I want to double-dip, for the same company.
March 26, 2008 9:30 AM   Subscribe

Can I be a contracted consultant for the same organization that already employs me full-time?

I work for the incorporated American subsidiary of an EU-owned Ltd. There is an opportunity for me to do about six months' part-time consulting work on a project for the Ltd. The work would have almost nothing to do with my stack for the Inc. side.

For various financial and business reasons, I would prefer that the consulting gig be wholly separate from the day job. My accountant says there's no real tax issue, as long as I plan to declare the additional income and am prepared for the big chunk that will go out of the consulting pay as SE tax. Fine.

But I'm thinking more about the legal and logistical issues, and what I should make sure gets put in a contract. Or any EU/UK work laws about which I might not be aware, that would make this an unattractive option for my company (I know they'd rather I just did the Ltd. work for free, or that they paid me a bit of extra compensation via Inc. instead of the fair market value of the consulting, so their eye will be toward finding reasons not to go this route). I checked my own work agreement and all it states is that I can't moonlight for third parties.

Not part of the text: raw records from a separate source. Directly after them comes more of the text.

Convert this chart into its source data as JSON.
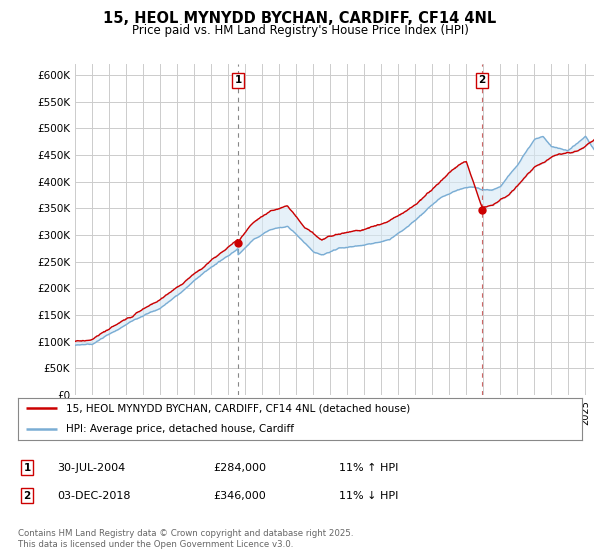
{
  "title": "15, HEOL MYNYDD BYCHAN, CARDIFF, CF14 4NL",
  "subtitle": "Price paid vs. HM Land Registry's House Price Index (HPI)",
  "ylabel_ticks": [
    "£0",
    "£50K",
    "£100K",
    "£150K",
    "£200K",
    "£250K",
    "£300K",
    "£350K",
    "£400K",
    "£450K",
    "£500K",
    "£550K",
    "£600K"
  ],
  "ytick_values": [
    0,
    50000,
    100000,
    150000,
    200000,
    250000,
    300000,
    350000,
    400000,
    450000,
    500000,
    550000,
    600000
  ],
  "ylim": [
    0,
    620000
  ],
  "xlim_start": 1995.0,
  "xlim_end": 2025.5,
  "marker1_x": 2004.58,
  "marker1_y": 284000,
  "marker2_x": 2018.92,
  "marker2_y": 346000,
  "annotation1": {
    "date": "30-JUL-2004",
    "price": "£284,000",
    "hpi": "11% ↑ HPI"
  },
  "annotation2": {
    "date": "03-DEC-2018",
    "price": "£346,000",
    "hpi": "11% ↓ HPI"
  },
  "legend_line1": "15, HEOL MYNYDD BYCHAN, CARDIFF, CF14 4NL (detached house)",
  "legend_line2": "HPI: Average price, detached house, Cardiff",
  "footer": "Contains HM Land Registry data © Crown copyright and database right 2025.\nThis data is licensed under the Open Government Licence v3.0.",
  "line_color_red": "#cc0000",
  "line_color_blue": "#7aadd4",
  "fill_color_blue": "#d6e8f5",
  "background_color": "#ffffff",
  "grid_color": "#cccccc",
  "vline1_color": "#888888",
  "vline2_color": "#cc6666"
}
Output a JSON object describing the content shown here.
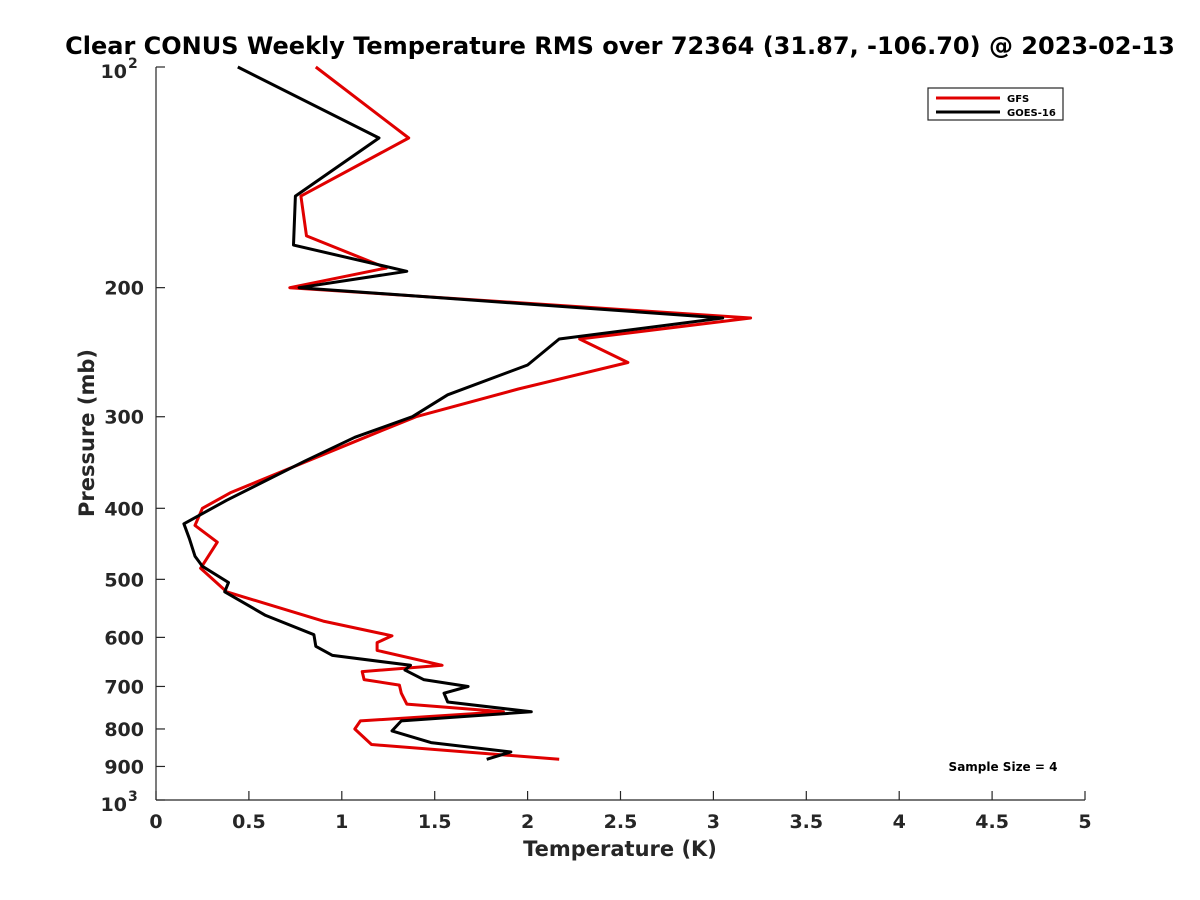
{
  "chart_data": {
    "type": "line",
    "title": "Clear CONUS Weekly Temperature RMS over 72364 (31.87, -106.70) @ 2023-02-13",
    "xlabel": "Temperature (K)",
    "ylabel": "Pressure (mb)",
    "xlim": [
      0,
      5
    ],
    "ylim": [
      100,
      1000
    ],
    "y_scale": "log",
    "y_reversed": true,
    "grid": false,
    "legend_position": "top-right",
    "x_ticks": [
      "0",
      "0.5",
      "1",
      "1.5",
      "2",
      "2.5",
      "3",
      "3.5",
      "4",
      "4.5",
      "5"
    ],
    "x_tick_values": [
      0,
      0.5,
      1,
      1.5,
      2,
      2.5,
      3,
      3.5,
      4,
      4.5,
      5
    ],
    "y_ticks": [
      {
        "value": 100,
        "base": "10",
        "exp": "2"
      },
      {
        "value": 200,
        "label": "200"
      },
      {
        "value": 300,
        "label": "300"
      },
      {
        "value": 400,
        "label": "400"
      },
      {
        "value": 500,
        "label": "500"
      },
      {
        "value": 600,
        "label": "600"
      },
      {
        "value": 700,
        "label": "700"
      },
      {
        "value": 800,
        "label": "800"
      },
      {
        "value": 900,
        "label": "900"
      },
      {
        "value": 1000,
        "base": "10",
        "exp": "3"
      }
    ],
    "annotation": "Sample Size = 4",
    "series": [
      {
        "name": "GFS",
        "color": "#e00000",
        "points": [
          [
            0.86,
            100
          ],
          [
            1.36,
            125
          ],
          [
            0.78,
            150
          ],
          [
            0.81,
            170
          ],
          [
            1.24,
            188
          ],
          [
            0.72,
            200
          ],
          [
            3.2,
            220
          ],
          [
            2.28,
            235
          ],
          [
            2.54,
            253
          ],
          [
            1.95,
            275
          ],
          [
            1.4,
            300
          ],
          [
            1.1,
            322
          ],
          [
            0.4,
            381
          ],
          [
            0.25,
            400
          ],
          [
            0.21,
            422
          ],
          [
            0.33,
            445
          ],
          [
            0.24,
            483
          ],
          [
            0.38,
            520
          ],
          [
            0.9,
            570
          ],
          [
            1.27,
            597
          ],
          [
            1.19,
            610
          ],
          [
            1.19,
            625
          ],
          [
            1.54,
            655
          ],
          [
            1.11,
            668
          ],
          [
            1.12,
            685
          ],
          [
            1.31,
            697
          ],
          [
            1.32,
            715
          ],
          [
            1.35,
            740
          ],
          [
            1.87,
            758
          ],
          [
            1.1,
            780
          ],
          [
            1.07,
            800
          ],
          [
            1.16,
            840
          ],
          [
            2.17,
            880
          ]
        ]
      },
      {
        "name": "GOES-16",
        "color": "#000000",
        "points": [
          [
            0.44,
            100
          ],
          [
            1.2,
            125
          ],
          [
            0.75,
            150
          ],
          [
            0.74,
            175
          ],
          [
            1.35,
            190
          ],
          [
            0.77,
            200
          ],
          [
            3.05,
            220
          ],
          [
            2.17,
            235
          ],
          [
            2.0,
            255
          ],
          [
            1.57,
            280
          ],
          [
            1.38,
            300
          ],
          [
            1.07,
            320
          ],
          [
            0.8,
            345
          ],
          [
            0.38,
            390
          ],
          [
            0.15,
            420
          ],
          [
            0.18,
            440
          ],
          [
            0.21,
            465
          ],
          [
            0.25,
            480
          ],
          [
            0.39,
            505
          ],
          [
            0.37,
            520
          ],
          [
            0.59,
            560
          ],
          [
            0.85,
            595
          ],
          [
            0.86,
            617
          ],
          [
            0.95,
            635
          ],
          [
            1.37,
            655
          ],
          [
            1.34,
            665
          ],
          [
            1.44,
            685
          ],
          [
            1.68,
            700
          ],
          [
            1.55,
            715
          ],
          [
            1.57,
            735
          ],
          [
            2.02,
            758
          ],
          [
            1.32,
            780
          ],
          [
            1.27,
            805
          ],
          [
            1.48,
            835
          ],
          [
            1.91,
            860
          ],
          [
            1.78,
            880
          ]
        ]
      }
    ]
  }
}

I know you're not a lawyer, and if you are you're not my lawyer, so don't worry about that (although all IAAL advice is welcomed!). Although it should probably be said that I don't intend to retain my own separate employment attorney for this, since the consulting gig isn't lucrative enough to justify the expense, IMO.

There's plenty in the AskMe archives about making the switch from full-time employee to independent contractor, or vice versa, but not much about how to be both simultaneously (other than this one which is mostly focused on the tax issues.). Thoughts?
posted by pineapple to Work & Money (4 answers total)
 
I know that in the company I work for (U.S. public company), employees exempt from overtime being paid extra for consulting caused a big brouhaha with HR. I think the idea is that if you are exempt, you just work all the time :).
posted by elmay at 9:37 AM on March 26, 2008


I work for a consulting company that will occasionally contract me as a freelancer, usually for small copywriting jobs. This works out for me because I get more work; it works out for my company because they don't have to find and train a freelancer for a small isolated job; and it works out for the client because we bill writing as an outside cost, so my rate as a freelancer is considerably cheaper.

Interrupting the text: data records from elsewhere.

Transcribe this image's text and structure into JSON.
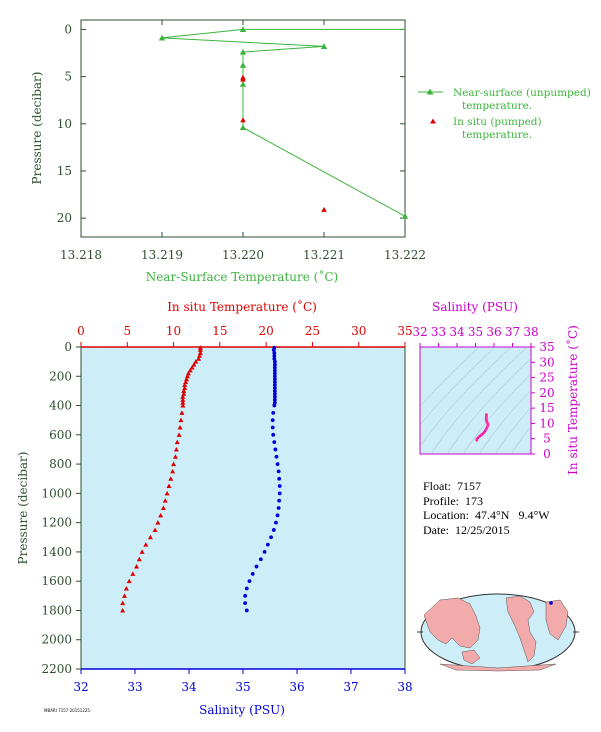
{
  "float_info": {
    "float_line": "Float:  7157",
    "profile_line": "Profile:  173",
    "location_line": "Location:  47.4°N   9.4°W",
    "date_line": "Date:  12/25/2015"
  },
  "footer_code": "MBARI 7157 20151225",
  "colors": {
    "green": "#3cb43c",
    "axis_green": "#2f4f2f",
    "red": "#e00000",
    "blue": "#0000dd",
    "magenta": "#cc00cc",
    "panel_bg": "#cdeef8",
    "land": "#f2aaaa"
  },
  "chart_data": [
    {
      "type": "line",
      "xlabel": "Near-Surface Temperature (˚C)",
      "ylabel": "Pressure (decibar)",
      "xlim": [
        13.218,
        13.222
      ],
      "ylim": [
        22,
        -1
      ],
      "x_ticks": [
        "13.218",
        "13.219",
        "13.220",
        "13.221",
        "13.222"
      ],
      "y_ticks": [
        "0",
        "5",
        "10",
        "15",
        "20"
      ],
      "legend_position": "right",
      "series": [
        {
          "name": "Near-surface (unpumped) temperature.",
          "x": [
            13.22,
            13.219,
            13.221,
            13.22,
            13.22,
            13.22,
            13.22,
            13.222
          ],
          "y": [
            0.0,
            0.9,
            1.8,
            2.4,
            3.8,
            5.8,
            10.4,
            19.8
          ]
        },
        {
          "name": "In situ (pumped) temperature.",
          "x": [
            13.22,
            13.22,
            13.22,
            13.221
          ],
          "y": [
            5.1,
            5.3,
            9.6,
            19.1
          ]
        }
      ],
      "extra_points": [
        {
          "x": 13.222,
          "y": 0.0
        }
      ],
      "legend_entries": [
        "Near-surface (unpumped) temperature.",
        "In situ (pumped) temperature."
      ]
    },
    {
      "type": "scatter",
      "top_xlabel": "In situ Temperature (˚C)",
      "bottom_xlabel": "Salinity (PSU)",
      "ylabel": "Pressure (decibar)",
      "temp_lim": [
        0,
        35
      ],
      "sal_lim": [
        32,
        38
      ],
      "ylim": [
        2200,
        0
      ],
      "temp_ticks": [
        "0",
        "5",
        "10",
        "15",
        "20",
        "25",
        "30",
        "35"
      ],
      "sal_ticks": [
        "32",
        "33",
        "34",
        "35",
        "36",
        "37",
        "38"
      ],
      "y_ticks": [
        "0",
        "200",
        "400",
        "600",
        "800",
        "1000",
        "1200",
        "1400",
        "1600",
        "1800",
        "2000",
        "2200"
      ],
      "temperature": {
        "pressure": [
          5,
          20,
          40,
          60,
          80,
          100,
          120,
          140,
          160,
          180,
          200,
          220,
          240,
          260,
          280,
          300,
          320,
          340,
          360,
          380,
          400,
          450,
          500,
          550,
          600,
          650,
          700,
          750,
          800,
          850,
          900,
          950,
          1000,
          1050,
          1100,
          1150,
          1200,
          1250,
          1300,
          1350,
          1400,
          1450,
          1500,
          1550,
          1600,
          1650,
          1700,
          1750,
          1800
        ],
        "values": [
          12.9,
          12.9,
          12.9,
          12.8,
          12.7,
          12.4,
          12.2,
          12.0,
          11.8,
          11.6,
          11.5,
          11.4,
          11.3,
          11.2,
          11.2,
          11.1,
          11.1,
          11.0,
          11.0,
          11.0,
          11.0,
          10.9,
          10.8,
          10.7,
          10.6,
          10.4,
          10.3,
          10.2,
          10.0,
          9.9,
          9.7,
          9.5,
          9.3,
          9.1,
          8.9,
          8.6,
          8.3,
          8.0,
          7.5,
          7.0,
          6.6,
          6.3,
          6.0,
          5.6,
          5.2,
          4.9,
          4.7,
          4.5,
          4.5
        ]
      },
      "salinity": {
        "pressure": [
          5,
          20,
          40,
          60,
          80,
          100,
          120,
          140,
          160,
          180,
          200,
          220,
          240,
          260,
          280,
          300,
          320,
          340,
          360,
          380,
          400,
          450,
          500,
          550,
          600,
          650,
          700,
          750,
          800,
          850,
          900,
          950,
          1000,
          1050,
          1100,
          1150,
          1200,
          1250,
          1300,
          1350,
          1400,
          1450,
          1500,
          1550,
          1600,
          1650,
          1700,
          1750,
          1800
        ],
        "values": [
          35.58,
          35.57,
          35.58,
          35.58,
          35.58,
          35.59,
          35.59,
          35.59,
          35.59,
          35.59,
          35.59,
          35.59,
          35.59,
          35.59,
          35.59,
          35.59,
          35.59,
          35.59,
          35.59,
          35.59,
          35.58,
          35.56,
          35.55,
          35.55,
          35.56,
          35.58,
          35.6,
          35.62,
          35.64,
          35.66,
          35.67,
          35.68,
          35.68,
          35.67,
          35.66,
          35.64,
          35.61,
          35.57,
          35.52,
          35.46,
          35.4,
          35.33,
          35.25,
          35.18,
          35.12,
          35.07,
          35.04,
          35.04,
          35.07
        ]
      }
    },
    {
      "type": "scatter",
      "top_xlabel": "Salinity (PSU)",
      "ylabel": "In situ Temperature (˚C)",
      "xlim": [
        32,
        38
      ],
      "ylim": [
        0,
        35
      ],
      "x_ticks": [
        "32",
        "33",
        "34",
        "35",
        "36",
        "37",
        "38"
      ],
      "y_ticks": [
        "0",
        "5",
        "10",
        "15",
        "20",
        "25",
        "30",
        "35"
      ],
      "salinity": [
        35.59,
        35.59,
        35.58,
        35.58,
        35.59,
        35.6,
        35.62,
        35.66,
        35.68,
        35.64,
        35.57,
        35.46,
        35.33,
        35.18,
        35.07,
        35.07
      ],
      "temperature": [
        12.9,
        12.4,
        11.6,
        11.2,
        11.0,
        10.8,
        10.4,
        10.0,
        9.5,
        8.9,
        8.0,
        7.0,
        6.3,
        5.6,
        4.9,
        4.5
      ]
    }
  ]
}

Sort of a specific scenario, but it can work. The comment about overtime is probably accurate though - so far it's just been a small time deal for me. Taxes are kind of a bitch though.
posted by Prevailing Southwest at 10:02 AM on March 26, 2008


I have freelanced for my organization (which employs me full-time) quite a few times, and it's always worked out well. The work is for units other than the one that I work for, so there is no cross-over. There is nothing in my job description that includes working for other bosses on other projects, so it's clear that this is independent work.

The only hold up occurs with HR and payments and it happens almost every time. Whenever I send an invoice, HR looks me up in the vendor list, doesn't see me, and asks for my tax info. I send it to them, but add that I'm an employee, so they already have the info. They ignore that part and enter me as a vendor, which somehow causes a problem in that it conflicts with tax info of an employee. After a few weeks of head scratching, they eventually figure out that I need to be paid through payroll, which I actually prefer as they take out the taxes, savings, etc.

All this means is that payments take six weeks instead of four, even if I include this explanation.
posted by ochenk at 10:29 AM on March 26, 2008


The only thing I can think of is that the IRS is very interested in whether someone is truly an independent contractor or is actually an employee; the main determinant is whether the employer controls only the result of the work, not how you produce it. Still, I know that submitting both W2s and 1099s with a tax return can be a bit of a flag (I got mail audited once), and I don't know how the IRS's system would flag a return that had W2 and 1099 from the same employer ID, or if they'd inquire with the company first; they seem equally interested in companies that incorrectly classify employees as contractors.

The IRS discusses the topic from the employer's perspective, and also has a form [PDF] that employers fill out when the IRS decides to investigate. You may also find a checklist [PDF] helpful when figuring out how you'd likely be classified.